🤖 AI Summary
Speech anonymization often retains residual speaker cues, posing privacy risks. To address insufficient de-anonymization attack capability, this paper proposes SegReConcat: a data augmentation method that segments speech at the word level, applies random or semantic-similarity-driven shuffling, and concatenates the reconstructed sequence with the original utterance—thereby enhancing the attacker’s ability to model long-term speaker identity cues. This paradigm strengthens speaker特征 learning from multiple perspectives without modifying either the anonymization system or the attacker’s architecture. Evaluated on the VoicePrivacy 2024 benchmark, SegReConcat significantly improves de-anonymization performance across five of seven state-of-the-art anonymization methods, demonstrating its effectiveness and generalizability.

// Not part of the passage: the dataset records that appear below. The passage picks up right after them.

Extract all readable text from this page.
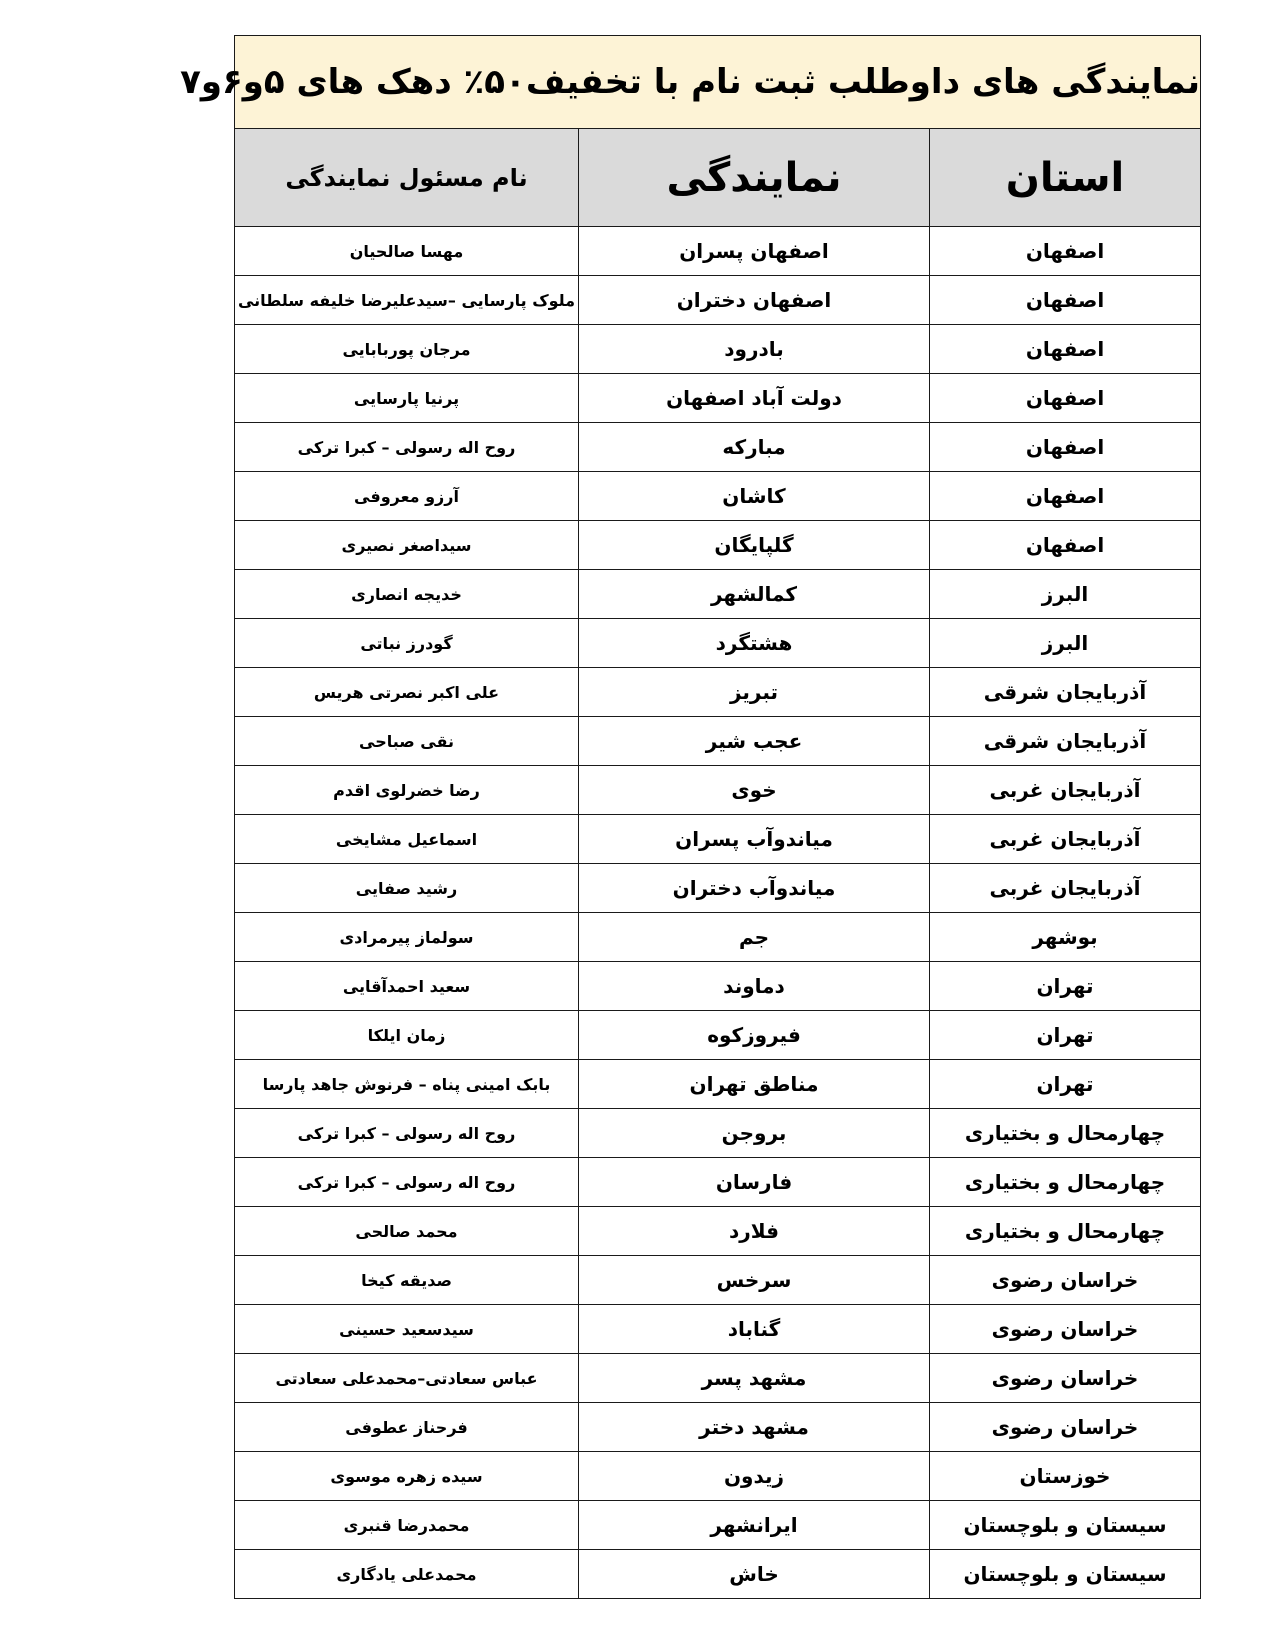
نمایندگی های داوطلب ثبت نام با تخفیف۵۰٪ دهک های ۵و۶و۷		
استان	نمایندگی	نام مسئول نمایندگی
اصفهان	اصفهان پسران	مهسا صالحیان
اصفهان	اصفهان دختران	ملوک پارسایی –سیدعلیرضا خلیفه سلطانی
اصفهان	بادرود	مرجان پوربابایی
اصفهان	دولت آباد اصفهان	پرنیا پارسایی
اصفهان	مبارکه	روح اله رسولی – کبرا ترکی
اصفهان	کاشان	آرزو معروفی
اصفهان	گلپایگان	سیداصغر نصیری
البرز	کمالشهر	خدیجه انصاری
البرز	هشتگرد	گودرز نباتی
آذربایجان شرقی	تبریز	علی اکبر نصرتی هریس
آذربایجان شرقی	عجب شیر	نقی صباحی
آذربایجان غربی	خوی	رضا خضرلوی اقدم
آذربایجان غربی	میاندوآب پسران	اسماعیل مشایخی
آذربایجان غربی	میاندوآب دختران	رشید صفایی
بوشهر	جم	سولماز پیرمرادی
تهران	دماوند	سعید احمدآقایی
تهران	فیروزکوه	زمان ایلکا
تهران	مناطق تهران	بابک امینی پناه – فرنوش جاهد پارسا
چهارمحال و بختیاری	بروجن	روح اله رسولی – کبرا ترکی
چهارمحال و بختیاری	فارسان	روح اله رسولی – کبرا ترکی
چهارمحال و بختیاری	فلارد	محمد صالحی
خراسان رضوی	سرخس	صدیقه کیخا
خراسان رضوی	گناباد	سیدسعید حسینی
خراسان رضوی	مشهد پسر	عباس سعادتی–محمدعلی سعادتی
خراسان رضوی	مشهد دختر	فرحناز عطوفی
خوزستان	زیدون	سیده زهره موسوی
سیستان و بلوچستان	ایرانشهر	محمدرضا قنبری
سیستان و بلوچستان	خاش	محمدعلی یادگاری
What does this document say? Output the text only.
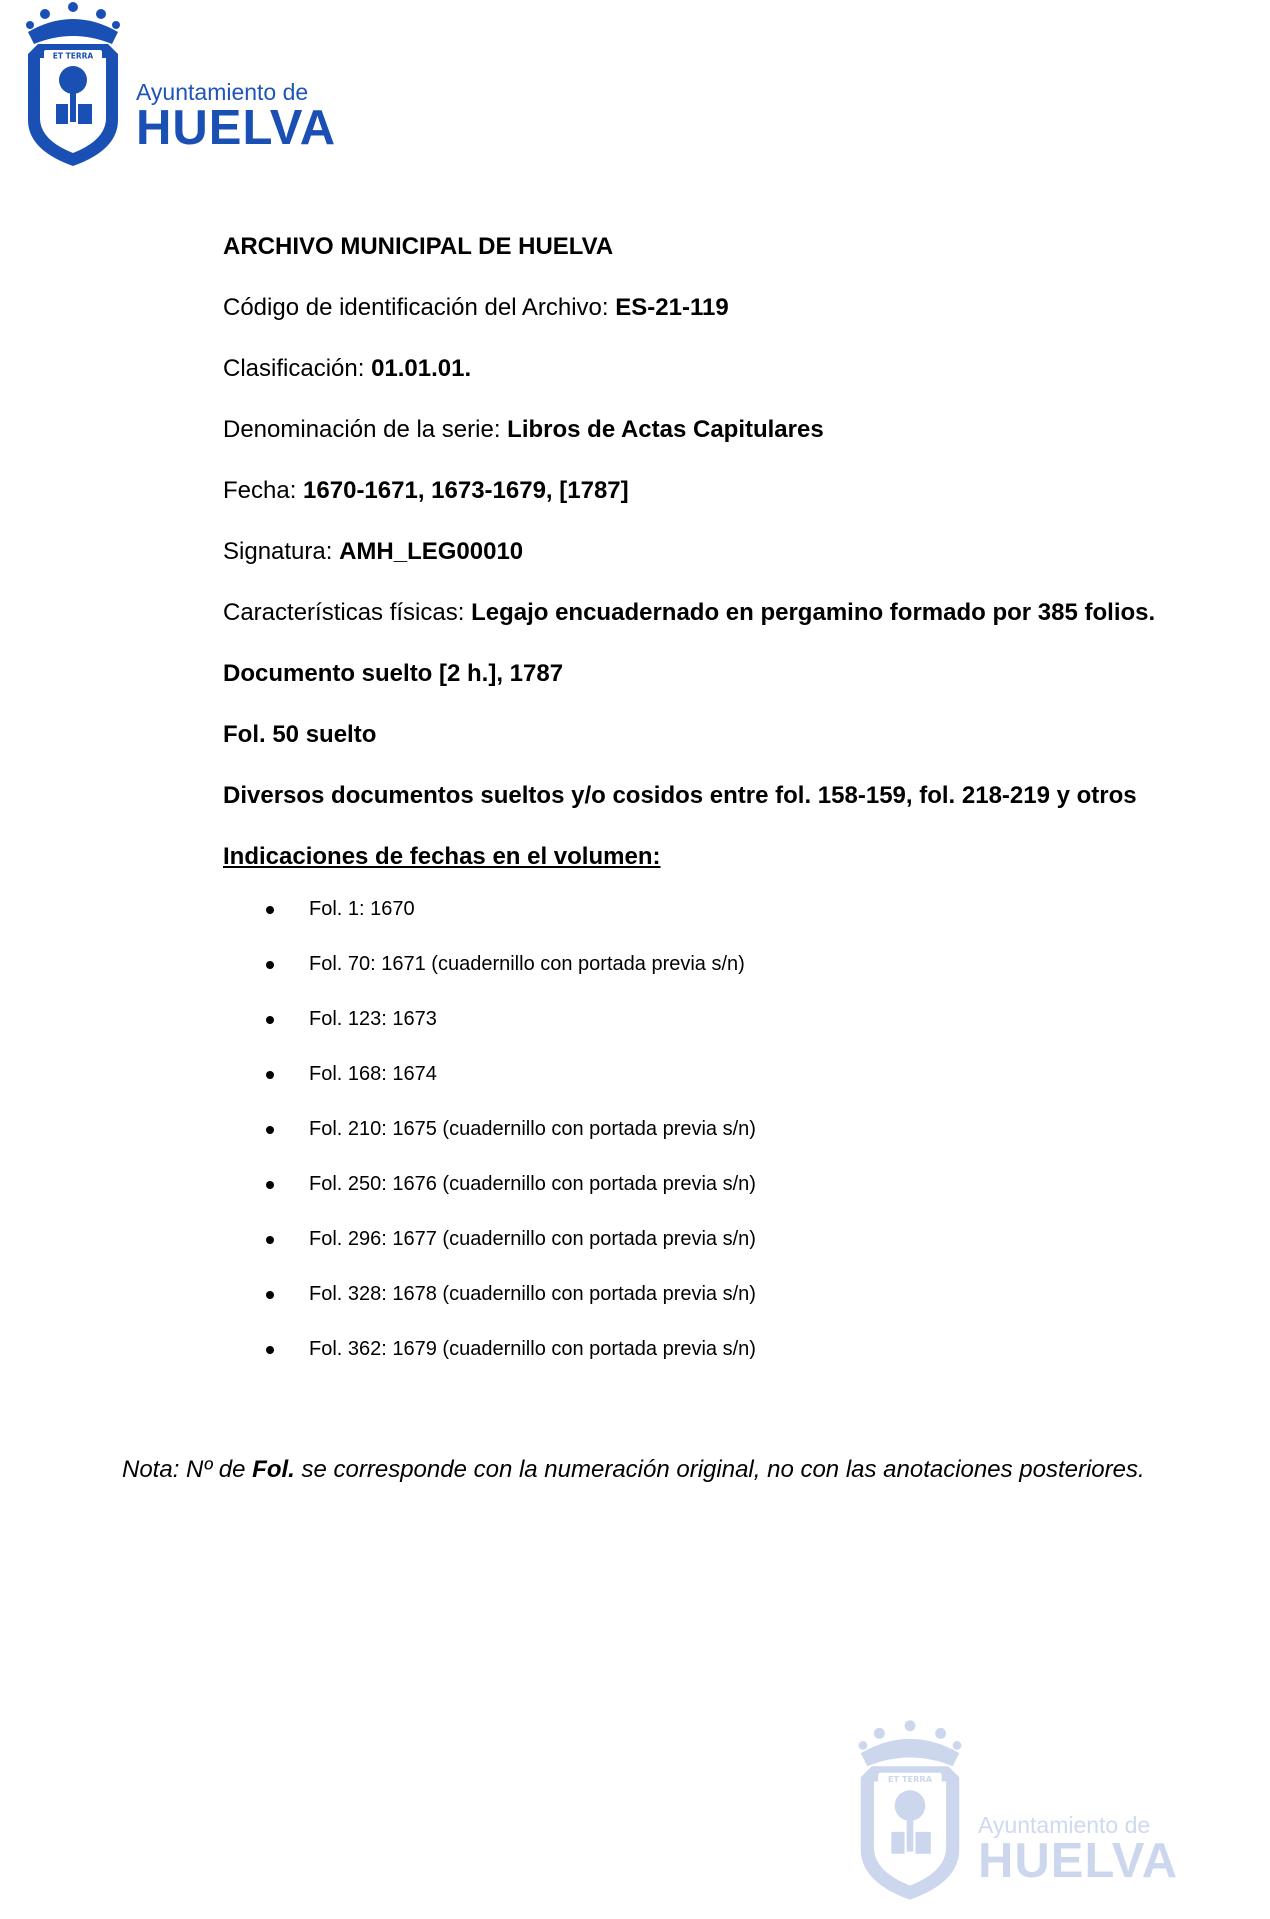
ET TERRA
PORTUS MARIS	VIGILETO Ayuntamiento de
HUELVA
ARCHIVO MUNICIPAL DE HUELVA
Código de identificación del Archivo: ES-21-119
Clasificación: 01.01.01.
Denominación de la serie: Libros de Actas Capitulares
Fecha: 1670-1671, 1673-1679, [1787]
Signatura: AMH_LEG00010
Características físicas: Legajo encuadernado en pergamino formado por 385 folios.
Documento suelto [2 h.], 1787
Fol. 50 suelto
Diversos documentos sueltos y/o cosidos entre fol. 158-159, fol. 218-219 y otros
Indicaciones de fechas en el volumen:
Fol. 1: 1670
Fol. 70: 1671 (cuadernillo con portada previa s/n)
Fol. 123: 1673
Fol. 168: 1674
Fol. 210: 1675 (cuadernillo con portada previa s/n)
Fol. 250: 1676 (cuadernillo con portada previa s/n)
Fol. 296: 1677 (cuadernillo con portada previa s/n)
Fol. 328: 1678 (cuadernillo con portada previa s/n)
Fol. 362: 1679 (cuadernillo con portada previa s/n)
Nota: Nº de Fol. se corresponde con la numeración original, no con las anotaciones posteriores.
ET TERRA
PORTUS MARIS	VIGILETO Ayuntamiento de
HUELVA
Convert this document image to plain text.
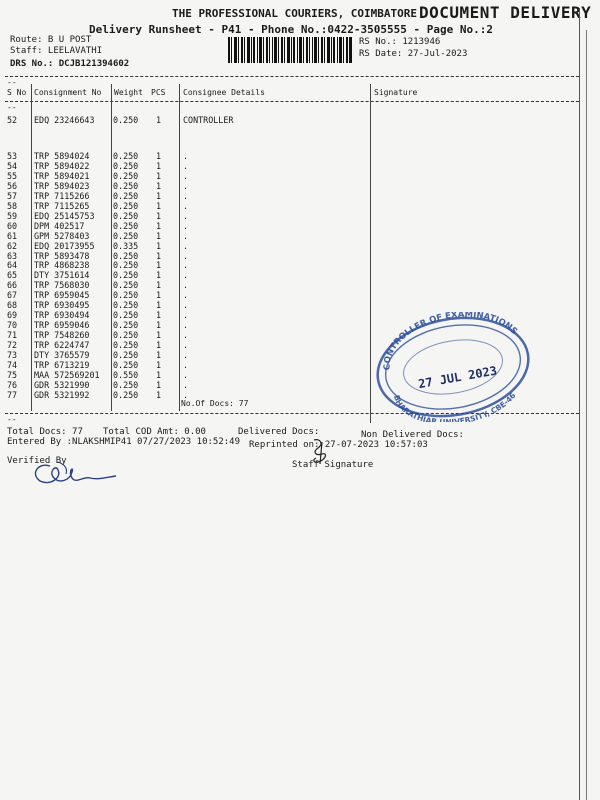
THE PROFESSIONAL COURIERS, COIMBATORE DOCUMENT DELIVERY
Delivery Runsheet - P41 - Phone No.:0422-3505555 - Page No.:2
Route: B U POST
Staff: LEELAVATHI
DRS No.: DCJB121394602
RS No.: 1213946
RS Date: 27-Jul-2023
--
S No Consignment No Weight PCS Consignee Details	Signature
--
52 EDQ 23246643 0.250 1	CONTROLLER
53 TRP 5894024	0.250 1	.
54 TRP 5894022	0.250 1	.
55 TRP 5894021	0.250 1	.
56 TRP 5894023	0.250 1	.
57 TRP 7115266	0.250 1	.
58 TRP 7115265	0.250 1	.
59 EDQ 25145753 0.250 1	.
60 DPM 402517	0.250 1	.
61 GPM 5278403	0.250 1	.
62 EDQ 20173955 0.335 1	.
63 TRP 5893478	0.250 1	.
64 TRP 4868238	0.250 1	.
65 DTY 3751614	0.250 1	.
66 TRP 7568030	0.250 1	.
67 TRP 6959045	0.250 1	.
68 TRP 6930495	0.250 1	.
69 TRP 6930494	0.250 1	.
70 TRP 6959046	0.250 1	.
71 TRP 7548260	0.250 1	.
72 TRP 6224747	0.250 1	.
73 DTY 3765579	0.250 1	.
74 TRP 6713219	0.250 1	.
75 MAA 572569201 0.550 1	.
76 GDR 5321990	0.250 1	.
77 GDR 5321992	0.250 1	.
No.Of Docs: 77
--
Total Docs: 77 Total COD Amt: 0.00	Delivered Docs:	Non Delivered Docs:
Entered By :NLAKSHMIP41 07/27/2023 10:52:49 Reprinted on: 27-07-2023 10:57:03
Verified By	Staff Signature
CONTROLLER OF EXAMINATIONS
BHARATHIAR IVERSITY, CBE-46
27 JUL 2023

The approach offers a novel perspective for evaluating speech privacy robustness.
📝 Abstract
Anonymization of voice seeks to conceal the identity of the speaker while maintaining the utility of speech data. However, residual speaker cues often persist, which pose privacy risks. We propose SegReConcat, a data augmentation method for attacker-side enhancement of automatic speaker verification systems. SegReConcat segments anonymized speech at the word level, rearranges segments using random or similarity-based strategies to disrupt long-term contextual cues, and concatenates them with the original utterance, allowing an attacker to learn source speaker traits from multiple perspectives. The proposed method has been evaluated in the VoicePrivacy Attacker Challenge 2024 framework across seven anonymization systems, SegReConcat improves de-anonymization on five out of seven systems.